2) Service-level contracts for new projects: If private operators are to bear the risk in the future, tenders must include minimum standards for availability, response times and decommissioning obligations — including financial guarantees for dismantling and recycling.

3) Network thinking instead of one-off projects: Small island grids need combined solutions: Mallorca's roofs remain empty — why the sun goes unused and how the island can change that, storage (batteries) and smart grids can cushion short-term outages. Wind can be part of the mix, but not stand alone.

4) De-/recycling strategy: From the planning stage it must be determined where components will go at the end — avoid local storage and contractually bind certified recycling partners.

5) Data instead of gut feeling: The announced measurement masts on Milà are the right idea — but data collection must be open, standardised and long-term so that investors and authorities use the same basis.

What remains now: the dismantling is not only a technical act, it is a political signal. Menorca's authorities have announced they will seek private operators via tender in future.

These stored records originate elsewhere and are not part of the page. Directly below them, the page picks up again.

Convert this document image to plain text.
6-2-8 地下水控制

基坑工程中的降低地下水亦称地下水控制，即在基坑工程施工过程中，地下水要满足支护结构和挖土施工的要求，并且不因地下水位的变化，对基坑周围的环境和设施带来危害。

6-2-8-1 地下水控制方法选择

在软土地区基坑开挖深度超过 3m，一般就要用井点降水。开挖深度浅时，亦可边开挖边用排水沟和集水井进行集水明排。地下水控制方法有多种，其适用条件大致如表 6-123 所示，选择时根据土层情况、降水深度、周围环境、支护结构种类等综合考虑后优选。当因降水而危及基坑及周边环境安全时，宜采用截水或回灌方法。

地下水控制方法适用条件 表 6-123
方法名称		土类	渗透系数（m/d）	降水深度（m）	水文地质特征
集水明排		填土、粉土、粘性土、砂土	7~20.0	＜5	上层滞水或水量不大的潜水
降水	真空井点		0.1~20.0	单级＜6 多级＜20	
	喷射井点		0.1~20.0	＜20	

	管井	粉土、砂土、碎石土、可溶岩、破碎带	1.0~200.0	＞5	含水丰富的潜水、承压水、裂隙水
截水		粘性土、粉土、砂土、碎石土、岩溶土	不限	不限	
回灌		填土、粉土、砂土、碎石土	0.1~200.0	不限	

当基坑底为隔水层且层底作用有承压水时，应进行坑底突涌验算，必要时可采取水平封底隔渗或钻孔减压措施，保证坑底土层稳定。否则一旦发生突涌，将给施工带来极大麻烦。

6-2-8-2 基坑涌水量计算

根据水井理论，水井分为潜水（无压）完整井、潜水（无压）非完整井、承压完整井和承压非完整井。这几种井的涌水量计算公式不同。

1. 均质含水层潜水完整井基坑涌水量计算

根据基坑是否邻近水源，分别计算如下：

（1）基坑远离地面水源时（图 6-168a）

That can work — provided public oversight and clear contractual penalties are sufficient to avoid the mistakes of the past.

Pithy conclusion: the decommissioning of the wind farm is not a triumph over renewable energy — it is a warning sign for thoughtless or poorly designed projects. On the Balearics there is a need for better frameworks, realistic cost planning and the combination of different technologies. If there is one lesson to be learned from Milà, it is this: technology alone is not enough; governance, maintenance and disposal must be considered from the outset.